〇議長(吉野利明君) 休憩前に引き続き会議を開きます。
 質問を続行いたします。
 四十四番大場やすのぶ君。
   〔四十四番大場やすのぶ君登壇〕

〇四十四番(大場やすのぶ君) 初めに、高度防災都市の実現について伺います。
 二〇二〇年東京オリンピック・パラリンピックの開催が決定いたしました。今後、我が国のみならず海外からも多くの方々が訪れ、東京は世界的にも最も注目される都市となることは明らかです。
 しかし、東京、そして我が国は宿命的な弱点を負っています。それが、大規模地震発生のおそれと、発生した場合の被害と混乱であります。
 東日本大震災から二年半が経過しましたが、この間、都は、我が党の提言も踏まえながら、昨年度、地域防災計画の見直しなどに取り組み、ことし一月に作成した「二〇二〇年の東京」へのアクションプログラム二〇一三においても、目標1に高度防災都市の実現を掲げ、防災対策の推進に取り組んでいます。
 また、私が住む世田谷区においても、木造住宅密集地域がまだまだ広く存在しています。特定整備路線の整備など、昨今もその改善に向けて取り組みが進んでいることは承知していますが、こうした地域は戦後から数十年間続いており、一朝一夕に解消されるものではありません。
 木造密集地域の改善だけでなく、津波、高潮対策や豪雨対策など、防災の取り組みはいずれも短期間で完成させることは困難なものでありますが、オリンピック・パラリンピック開催に伴い、我が国だけでなく世界からお客様を招くに当たっては、防災の備えに最大限取り組み、安心して東京で過ごせる環境を提供することが何よりのおもてなしの精神ではないでしょうか。
 知事は今後、二〇二三年を見据えた長期ビジョンを策定するとしていますが、オリンピック・パラリンピックを視野に、高度防災都市の実現に向けた知事の決意をお伺いいたします。
 次に、心の東京革命について伺います。
 次代を担う子供たちに、親と大人が責任を持って正義感や倫理観を伝えていくという心の東京革命の理念は、日本人として普遍的に大切なものであり、我が党も当初から賛同し、ともに進めてまいりました。
 そして、推進母体である心の東京革命推進協議会には三百団体が加盟し、個人会員の登録は五千人を超えるほか、他県や都内区市町村でも同様の取り組みが定着するなど、着実な広がりを見せています。

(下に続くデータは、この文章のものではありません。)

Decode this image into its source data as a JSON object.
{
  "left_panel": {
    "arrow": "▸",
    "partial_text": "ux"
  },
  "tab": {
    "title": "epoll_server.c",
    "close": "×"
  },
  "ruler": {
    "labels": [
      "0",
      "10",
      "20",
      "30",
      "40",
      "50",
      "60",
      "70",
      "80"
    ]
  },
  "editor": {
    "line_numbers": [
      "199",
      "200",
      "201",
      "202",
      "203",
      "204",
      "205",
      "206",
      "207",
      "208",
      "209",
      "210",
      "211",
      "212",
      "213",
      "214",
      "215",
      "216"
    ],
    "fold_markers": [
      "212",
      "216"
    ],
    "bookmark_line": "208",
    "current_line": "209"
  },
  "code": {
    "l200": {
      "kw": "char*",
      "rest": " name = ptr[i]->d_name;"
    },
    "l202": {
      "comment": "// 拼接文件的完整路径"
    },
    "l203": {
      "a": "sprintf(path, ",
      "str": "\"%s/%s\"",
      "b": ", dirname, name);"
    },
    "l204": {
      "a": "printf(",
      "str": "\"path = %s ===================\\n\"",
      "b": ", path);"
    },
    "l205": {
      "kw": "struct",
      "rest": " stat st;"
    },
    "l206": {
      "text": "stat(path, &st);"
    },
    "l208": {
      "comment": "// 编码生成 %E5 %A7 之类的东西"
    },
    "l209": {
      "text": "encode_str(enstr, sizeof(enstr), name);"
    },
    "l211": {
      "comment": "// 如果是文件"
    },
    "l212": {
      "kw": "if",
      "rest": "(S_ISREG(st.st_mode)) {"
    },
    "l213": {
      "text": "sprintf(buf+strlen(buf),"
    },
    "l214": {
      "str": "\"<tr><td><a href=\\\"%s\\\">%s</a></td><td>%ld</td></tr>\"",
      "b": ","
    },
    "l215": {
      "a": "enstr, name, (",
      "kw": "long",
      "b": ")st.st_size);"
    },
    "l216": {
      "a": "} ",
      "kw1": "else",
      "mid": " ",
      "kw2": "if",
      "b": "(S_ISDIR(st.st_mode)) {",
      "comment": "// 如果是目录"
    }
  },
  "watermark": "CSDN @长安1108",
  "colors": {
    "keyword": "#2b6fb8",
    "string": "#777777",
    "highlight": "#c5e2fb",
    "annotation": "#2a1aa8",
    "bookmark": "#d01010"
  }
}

 一方で、本来、子供の育ちに責任を負うべき親の育児放棄や虐待は後を絶たず、子供においても、いじめや非行はもとより、最近ではインターネット上でみずからの迷惑行為を興味本位で公開するなど、心の東京革命の理念に反する事件が頻発しています。
 提唱から十年以上が経過し、子供を取り巻く社会情勢が大きく変化した今、もう一度、心の東京革命の理念の重要性を認識し、これを確実に浸透させる必要があると考えますが、所見を伺います。

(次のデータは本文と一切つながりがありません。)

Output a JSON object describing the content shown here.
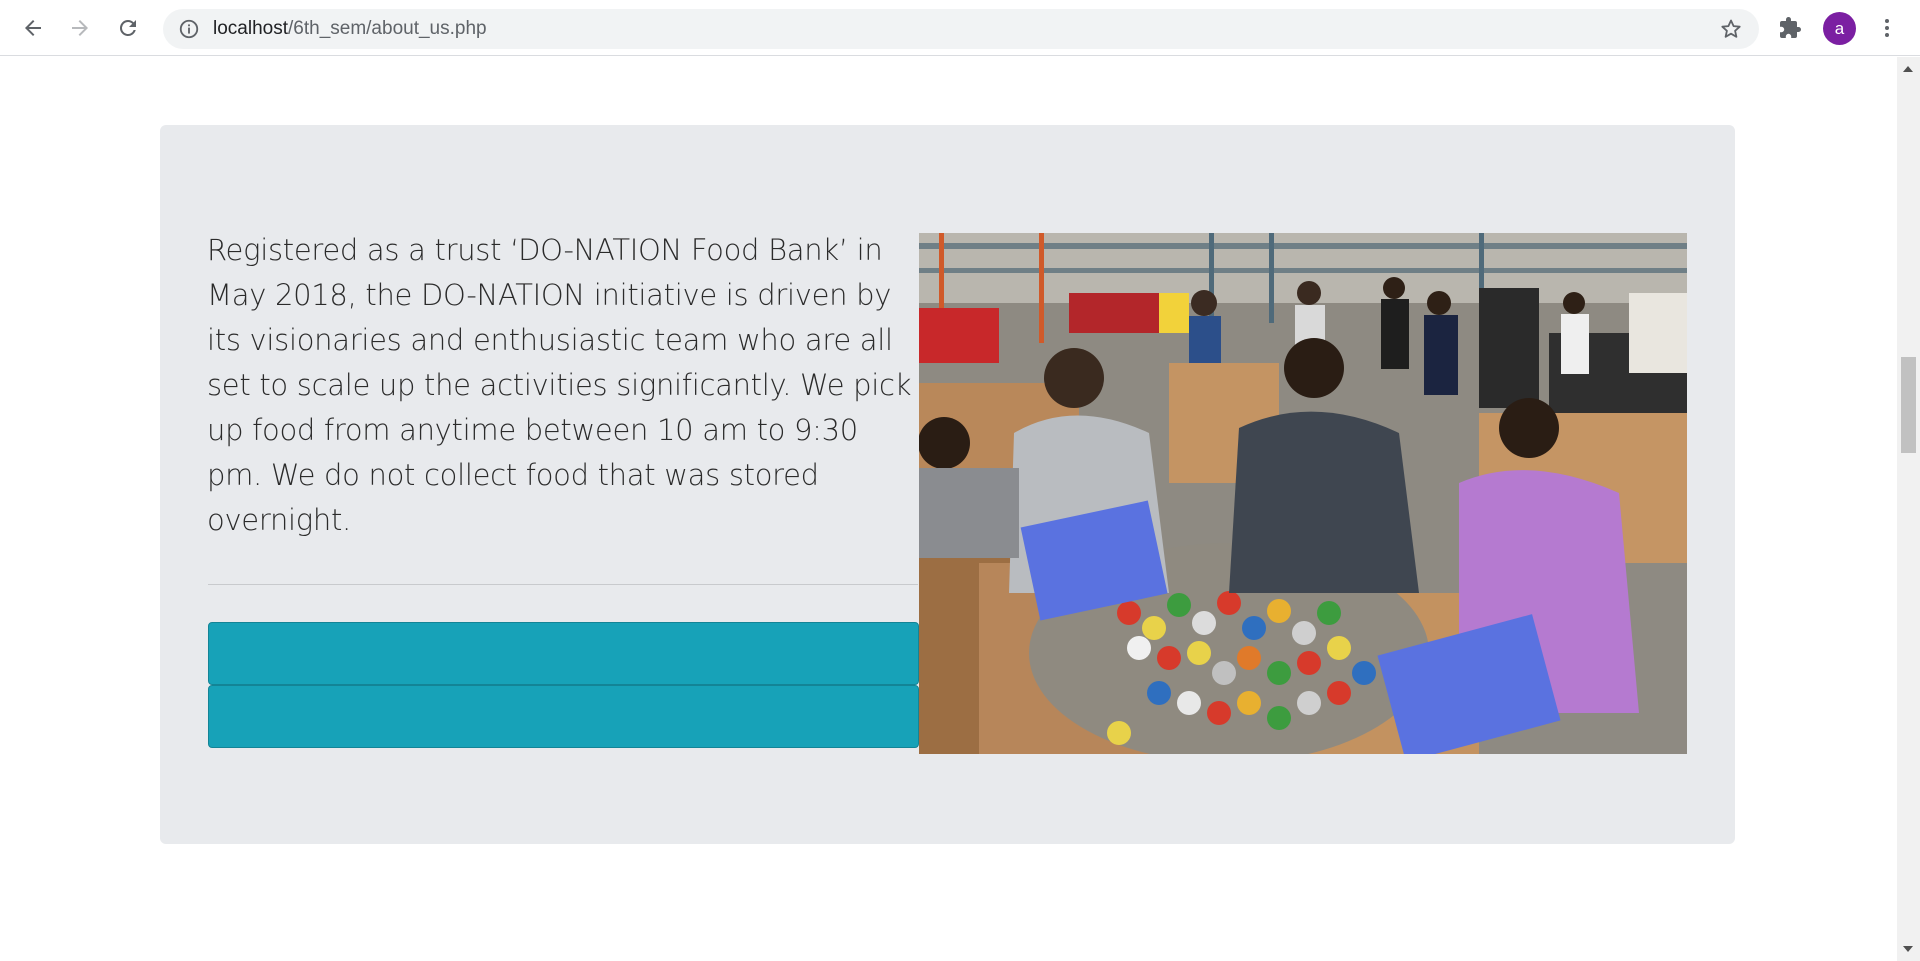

 オリンピック・パラリンピックに関連して、スポーツ振興について伺います。
 東京が開催都市に決定した今月七日から八日未明にかけて、私も地元世田谷の駒沢オリンピック公園総合運動場を訪れ、開催都市決定を待つ都民の皆様の熱気、熱い思いを肌で感じました。
 この日、駒沢公園ではスポーツイベントが開催され、深夜には陸上競技場でリレー形式のファンランイベントが行われていました。私の仲間も含め大勢の皆さんが、東京オリンピックの決定を待ちながら、深夜のランニングを心から楽しんでいる様子でした。私も日ごろから駒沢公園でジョギングに励んでおり、スポーツを通じた健康づくり、仲間づくりのすばらしさを感じています。

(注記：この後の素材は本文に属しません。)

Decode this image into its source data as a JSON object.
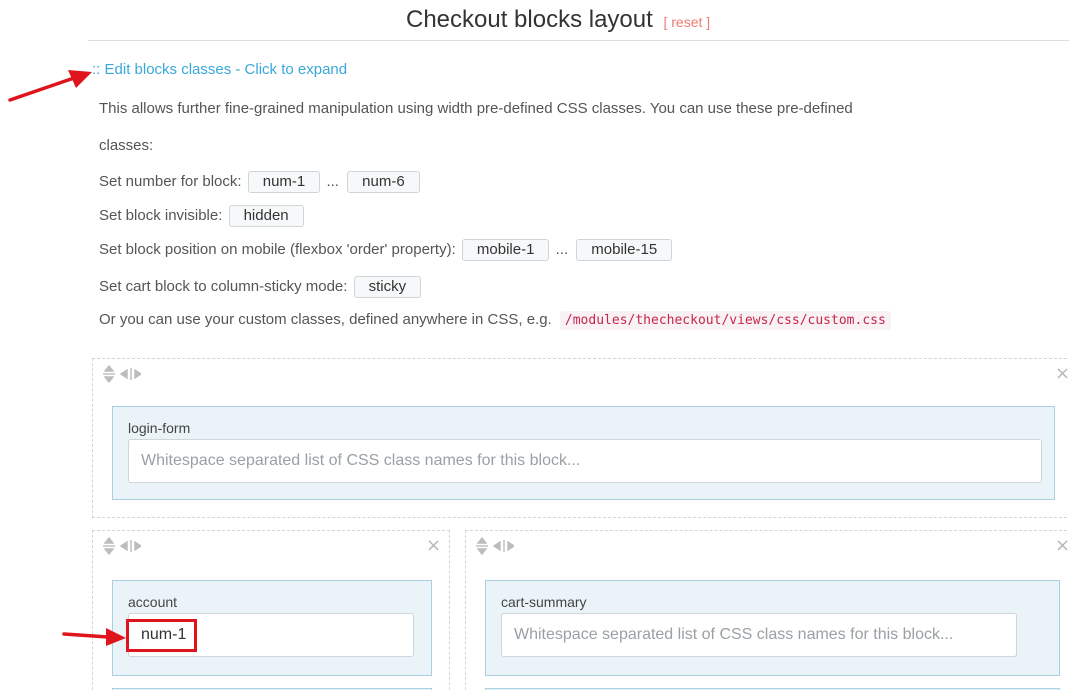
{
  "header": {
    "title": "Checkout blocks layout",
    "reset_label": "[ reset ]"
  },
  "expand": {
    "prefix": "::",
    "label": "Edit blocks classes - Click to expand"
  },
  "description": {
    "line1": "This allows further fine-grained manipulation using width pre-defined CSS classes. You can use these pre-defined",
    "line2": "classes:",
    "number_label": "Set number for block:",
    "number_from": "num-1",
    "number_to": "num-6",
    "invisible_label": "Set block invisible:",
    "invisible_class": "hidden",
    "mobile_label": "Set block position on mobile (flexbox 'order' property):",
    "mobile_from": "mobile-1",
    "mobile_to": "mobile-15",
    "sticky_label": "Set cart block to column-sticky mode:",
    "sticky_class": "sticky",
    "custom_label": "Or you can use your custom classes, defined anywhere in CSS, e.g.",
    "custom_path": "/modules/thecheckout/views/css/custom.css",
    "ellipsis": "..."
  },
  "icons": {
    "close": "×",
    "close_icon": "close-icon",
    "move_icon": "move-vertical-icon",
    "resize_icon": "resize-horizontal-icon"
  },
  "blocks": {
    "login_form": {
      "name": "login-form",
      "value": "",
      "placeholder": "Whitespace separated list of CSS class names for this block..."
    },
    "account": {
      "name": "account",
      "value": "num-1",
      "placeholder": "Whitespace separated list of CSS class names for this block..."
    },
    "cart_summary": {
      "name": "cart-summary",
      "value": "",
      "placeholder": "Whitespace separated list of CSS class names for this block..."
    }
  },
  "colors": {
    "link": "#3aa8d8",
    "reset": "#f07b73",
    "card_bg": "#eaf3f8",
    "card_border": "#a9cfe2",
    "annotation": "#e0141d",
    "code": "#c7254e"
  }
}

 世田谷区では、スポーツ基本法の趣旨を踏まえ、地域スポーツの推進などについて、区の取り組みなどを新たに盛り込んだ世田谷区スポーツ振興計画第三期年次計画を昨年八月に策定しました。この計画では、基本理念を、区民が生涯を通じ身近な地域で、いつでも、どこでも、誰でも、いつまでも気軽にスポーツ・レクリエーションに親しみ、楽しむことのできる生涯スポーツ社会の実現と定め、スポーツ振興施策の展開、場の整備と提供、担い手の育成を計画の三つの柱に据えて、さまざまな施策を展開しています。
 都においても、我が党の提案を受け、ことし三月、スポーツ推進計画を策定し、スポーツの力を全ての人にを基本理念として、二〇二〇年までに国の目標を上回る世界最高水準のスポーツ実施率七〇%を目指すとしています。
 これを実現するためには、二〇二〇年に向けて、これからもより多くの都民がスポーツに取り組むきっかけを提供していくことが必要であると考えますが、都の所見を伺います。
 次に、シニアスポーツの普及について伺います。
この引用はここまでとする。